L’administration Biden était déterminée à maintenir la stabilité des marchés des matières premières et à éviter toute perturbation économique involontaire, ont déclaré des responsables actuels et anciens de l’administration.

Les sanctions contre Potanin et ses sociétés pourraient perturber les marchés du nickel et du palladium, des composants clés pour les batteries automobiles et les convertisseurs catalytiques, causant des problèmes aux constructeurs automobiles. Mikhelson est le fondateur et président du producteur de gaz naturel liquéfié Novatek.

Un ancien responsable du Trésor a déclaré que le secteur de l’énergie avait été « très expressément écarté, du moins au début, des sanctions imposées au début de l’invasion ».

« Il ne s’agit plus de juste et d’injuste », a ajouté la personne. « Nous tirons nos coups là où il y aurait des implications pour les États-Unis et nos alliés. »

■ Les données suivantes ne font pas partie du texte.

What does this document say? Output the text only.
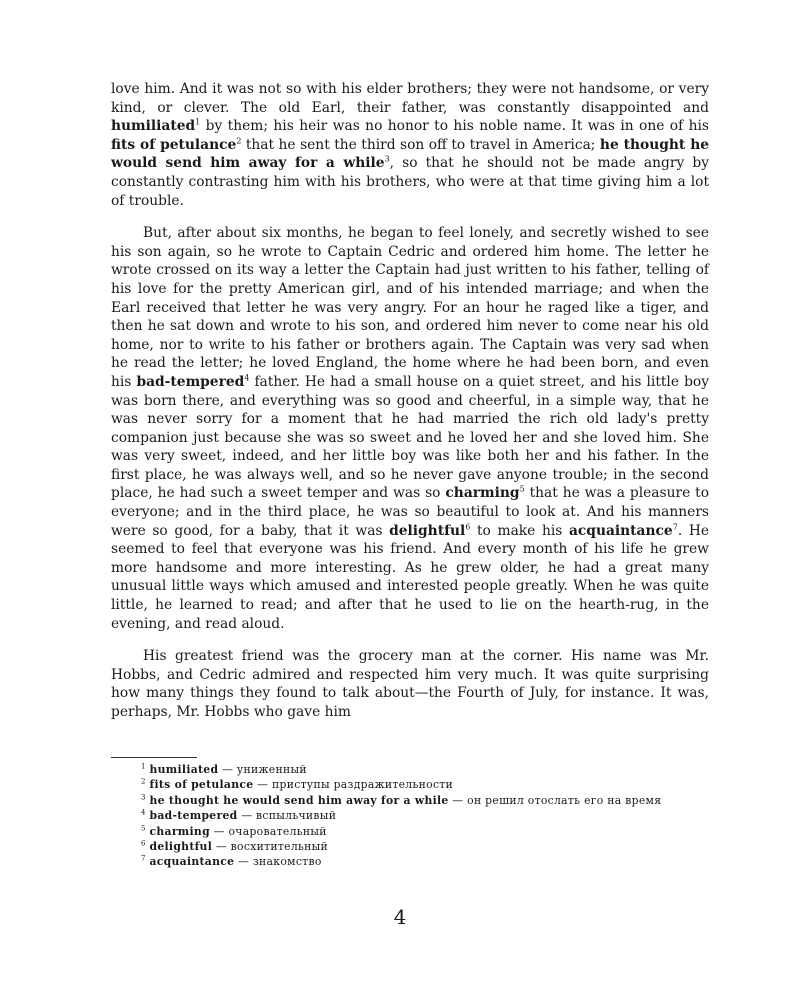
love him. And it was not so with his elder brothers; they were not handsome, or very kind, or clever. The old Earl, their father, was constantly disappointed and humiliated$^1$ by them; his heir was no honor to his noble name. It was in one of his fits of petulance$^2$ that he sent the third son off to travel in America; he thought he would send him away for a while$^3$, so that he should not be made angry by constantly contrasting him with his brothers, who were at that time giving him a lot of trouble.

But, after about six months, he began to feel lonely, and secretly wished to see his son again, so he wrote to Captain Cedric and ordered him home. The letter he wrote crossed on its way a letter the Captain had just written to his father, telling of his love for the pretty American girl, and of his intended marriage; and when the Earl received that letter he was very angry. For an hour he raged like a tiger, and then he sat down and wrote to his son, and ordered him never to come near his old home, nor to write to his father or brothers again. The Captain was very sad when he read the letter; he loved England, the home where he had been born, and even his bad-tempered$^4$ father. He had a small house on a quiet street, and his little boy was born there, and everything was so good and cheerful, in a simple way, that he was never sorry for a moment that he had married the rich old lady's pretty companion just because she was so sweet and he loved her and she loved him. She was very sweet, indeed, and her little boy was like both her and his father. In the first place, he was always well, and so he never gave anyone trouble; in the second place, he had such a sweet temper and was so charming$^5$ that he was a pleasure to everyone; and in the third place, he was so beautiful to look at. And his manners were so good, for a baby, that it was delightful$^6$ to make his acquaintance$^7$. He seemed to feel that everyone was his friend. And every month of his life he grew more handsome and more interesting. As he grew older, he had a great many unusual little ways which amused and interested people greatly. When he was quite little, he learned to read; and after that he used to lie on the hearth-rug, in the evening, and read aloud.

His greatest friend was the grocery man at the corner. His name was Mr. Hobbs, and Cedric admired and respected him very much. It was quite surprising how many things they found to talk about—the Fourth of July, for instance. It was, perhaps, Mr. Hobbs who gave him

$^1$ humiliated — униженный

$^2$ fits of petulance — приступы раздражительности

$^3$ he thought he would send him away for a while — он решил отослать его на время

$^4$ bad-tempered — вспыльчивый

$^5$ charming — очаровательный

$^6$ delightful — восхитительный

$^7$ acquaintance — знакомство

4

Les législateurs américains ont commencé à se demander pourquoi certains hommes d’affaires russes étroitement liés au Kremlin ont réussi à passer sous le radar.

« Existait-il un désaccord interne au sein du Bureau du contrôle des avoirs étrangers du département du Trésor sur la manière dont certains oligarques seraient protégés de l’impact économique profond de ces sanctions? » David Scott, membre du Congrès démocrate, a demandé à la secrétaire au Trésor Janet Yellen lors d’une réunion du comité de la Chambre des représentants la semaine dernière.

« Avez-vous refusé de sanctionner d’autres oligarques clés ? Y a-t-il un ordre hiérarchique ?  » il ajouta.

Yellen a répondu: « Je ne vais pas faire de commentaires sur un individu spécifique que nous n’avons pas sanctionné. »

La secrétaire américaine au Trésor, Janet Yellen, a fait face à une réunion du comité de la Chambre mais a refusé de confirmer s’il y avait un ordre hiérarchique qui décide si un oligarque est frappé ou non de sanctions © Al Drago / Bloomberg

Le régime de l’UE est également truffé d’incohérences. Les restrictions imposées aux oligarques russes ont fait l’objet de marchandages de la part des États membres de l’UE, ont déclaré des personnes informées du processus, alors que les capitales cherchent à protéger les actifs industriels ou les principaux employeurs qui pourraient être touchés.

Dans plusieurs cas, les directeurs généraux des entreprises russes plutôt que les propriétaires ont été ciblés en premier lieu, dans un geste largement symbolique qui épargne des retombées économiques plus larges.

D’anciens responsables américains familiers avec les discussions au sein de l’administration ont déclaré que Washington pourrait également retenir certaines personnes pour maintenir l’ambiguïté autour de sa réponse et se laisser une certaine flexibilité pour faire plus à un stade ultérieur.

Mais une grande partie de la justification semble être économique. Lors de sa comparution devant le comité, Yellen a souligné que les États-Unis étaient très attentifs à tout retour de bâton de toute sanction et calibraient leurs actions en conséquence.

« Notre objectif depuis le début a été d’imposer un maximum de douleur à la Russie tout en protégeant au mieux les États-Unis et nos partenaires d’un préjudice économique indu », a-t-elle déclaré.